Brasília - Em queda de braço com o Ministério da Previdência Social pela revisão nas novas regras para o pagamento do Seguro Acidente de Trabalho (SAT), em vigor desde o início deste ano, empresários já ameaçam repassar para os preços o impacto dos custos adicionais com a folha de pagamento.
''As indústrias voltadas especialmente para o mercado interno, sem grande concorrência de importados, com certeza vão repassar o custo para o preço final das mercadorias'', diz Emerson Casali, gerente-executivo de Relações do Trabalho da CNI.
Segundo ele, no entanto, as companhias que disputam o mercado nacional com importações e as que exportam seus produtos não terão essa escolha, arcando com os custos para manter suas mercadorias competitivas.

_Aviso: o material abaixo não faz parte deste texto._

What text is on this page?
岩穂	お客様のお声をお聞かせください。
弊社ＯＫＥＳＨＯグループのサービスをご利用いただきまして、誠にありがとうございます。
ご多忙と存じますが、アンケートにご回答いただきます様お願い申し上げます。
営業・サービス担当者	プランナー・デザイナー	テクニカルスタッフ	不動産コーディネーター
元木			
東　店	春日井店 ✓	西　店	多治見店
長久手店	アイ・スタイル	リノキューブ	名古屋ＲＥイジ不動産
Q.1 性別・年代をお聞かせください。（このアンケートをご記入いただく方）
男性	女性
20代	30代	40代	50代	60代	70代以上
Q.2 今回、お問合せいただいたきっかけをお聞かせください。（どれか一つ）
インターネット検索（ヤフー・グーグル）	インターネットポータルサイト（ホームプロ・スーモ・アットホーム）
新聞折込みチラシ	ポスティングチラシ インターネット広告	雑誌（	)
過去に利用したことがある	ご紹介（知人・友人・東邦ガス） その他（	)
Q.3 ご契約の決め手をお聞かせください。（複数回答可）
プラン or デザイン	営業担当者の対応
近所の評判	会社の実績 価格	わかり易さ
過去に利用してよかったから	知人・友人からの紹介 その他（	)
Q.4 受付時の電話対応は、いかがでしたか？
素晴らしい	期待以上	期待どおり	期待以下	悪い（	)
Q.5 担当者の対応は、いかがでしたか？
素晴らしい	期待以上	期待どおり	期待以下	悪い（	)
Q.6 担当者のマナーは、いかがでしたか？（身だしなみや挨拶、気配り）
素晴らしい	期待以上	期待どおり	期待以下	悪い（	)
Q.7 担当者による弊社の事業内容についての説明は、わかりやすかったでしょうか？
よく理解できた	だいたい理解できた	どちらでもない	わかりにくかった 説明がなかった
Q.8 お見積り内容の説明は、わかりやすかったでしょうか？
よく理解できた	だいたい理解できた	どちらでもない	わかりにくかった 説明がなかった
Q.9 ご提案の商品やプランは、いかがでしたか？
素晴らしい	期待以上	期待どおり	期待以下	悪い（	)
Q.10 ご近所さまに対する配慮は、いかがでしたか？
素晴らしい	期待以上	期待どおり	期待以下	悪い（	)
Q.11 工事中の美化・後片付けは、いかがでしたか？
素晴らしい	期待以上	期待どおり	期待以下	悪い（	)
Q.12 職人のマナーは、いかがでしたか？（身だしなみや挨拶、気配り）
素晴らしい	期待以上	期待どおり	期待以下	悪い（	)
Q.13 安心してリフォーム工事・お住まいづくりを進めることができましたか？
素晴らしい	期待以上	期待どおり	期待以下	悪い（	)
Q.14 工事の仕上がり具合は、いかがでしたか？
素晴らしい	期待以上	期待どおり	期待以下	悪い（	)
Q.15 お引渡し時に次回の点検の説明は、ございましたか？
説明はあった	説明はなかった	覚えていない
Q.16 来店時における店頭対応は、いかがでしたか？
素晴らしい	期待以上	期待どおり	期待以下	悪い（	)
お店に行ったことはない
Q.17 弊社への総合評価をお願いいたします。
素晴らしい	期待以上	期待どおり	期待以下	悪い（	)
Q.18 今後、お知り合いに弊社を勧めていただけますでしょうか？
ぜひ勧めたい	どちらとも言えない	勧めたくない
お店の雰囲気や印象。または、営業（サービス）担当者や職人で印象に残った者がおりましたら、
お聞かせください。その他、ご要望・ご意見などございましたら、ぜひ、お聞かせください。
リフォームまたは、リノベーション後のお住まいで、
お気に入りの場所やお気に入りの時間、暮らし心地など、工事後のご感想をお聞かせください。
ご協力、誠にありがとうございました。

Desde 1º deste mês está em vigor o Fator Acidentário de Prevenção (FAP), que reduz as alíquotas do SAT para as empresas que invistam na segurança dos trabalhadores e reduzam o número e a gravidade dos acidentes. As com piores resultados serão punidas com contribuição maior.
O problema, diz a CNI, é que a mesma medida reorganizou a divisão dos setores da economia dentro das alíquotas do seguro, que são de 1%, 2% e 3% sobre a folha de pagamento das empresas.
O imbróglio tende a se agravar porque a CNI tem orientado as empresas a questionarem judicialmente a medida, o que pode gerar uma enxurrada de ações.
Apesar de a Previdência garantir que o FAT será aplicado no próximo mês, sobre a folha de janeiro, as empresas dizem contar com o apoio de ministros da área econômica para convencer a Casa Civil a revisar o decreto.